A wise man once said, “You’ve got to know when to hold ‘em, know when to fold ‘em, know when to walk away, know when to run.” Unfortunately, Kenny Rogers was not consulted in our government’s bank bailout effort, so far as we know.

Earlier this week, Treasury Secretary Timothy Geithner told the Congressional Oversight Panel overseeing the Troubled Asset Relief Program (TARP) that it makes sense to allow some banks to repay TARP money early.

The banks want to get out from under TARP restrictions as quickly as possible, which may seem like a positive sign though some would argue this would delay the return of a healthy credit market. 

And banks are asking to be allowed to pay off loans early and without penalties for an early exit. Try doing that with your mortgage and see what these banks tell you. Banks are asking the government to cut them a big break at the same time such breaks are hard to come by for businesses seeking loans or unemployed homeowners hoping to stave off foreclosure.

Part of their case is that the TARP money comes with lots of strings attached, including strings that were attached after the banks agreed to take the money, such as restrictions on bonuses and other pay imposed after public outrage over the AIG bonuses.

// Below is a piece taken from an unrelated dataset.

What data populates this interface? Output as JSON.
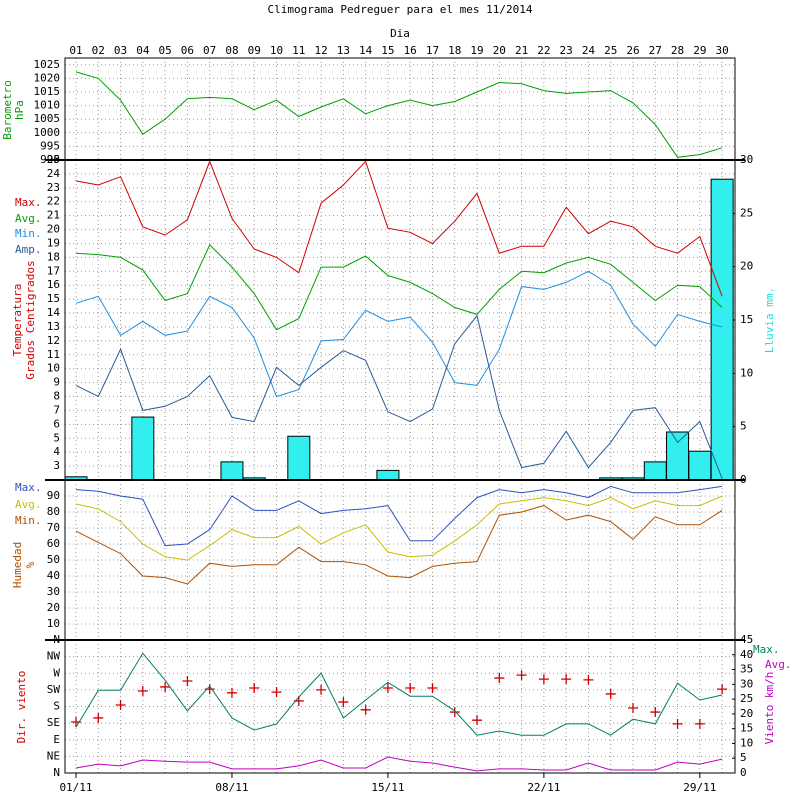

On one hand, it makes sense for the government to deny requests to pay the money back early. The U.S. government gave TARP money out in exchange for equity stakes. Shouldn’t taxpayers get more for their money? If our tax dollars are going to be used to prop up banks, why shouldn’t the public treasury reap the reward like a smart investor?

On the other hand, the government would do better to focus on regulating the TARP program and cracking down on fraud. Holding an equity stake in a bank means the possibility of greater payback, but it also means more risk and oversight. The government didn’t catch egregious bonuses that were allowed in the first version of TARP, are we sure it will be an astute equity investor?

Times like these are times to minimize risk. If a bank can safely exit the program, take the money and be glad you got it back. The government can use this opportunity to impose conditions on an early exit from TARP. For example, a bank that exits TARP early can be prohibited from raising its credit card or mortgage interest rates past a certain level over a certain amount of time.

It is bank stability that is the primary goal of TARP, not government investment. The government is better off taking the money now, rather than try to squeeze equity from banks that may stumble later. It’s time to take our money and walk away when we can.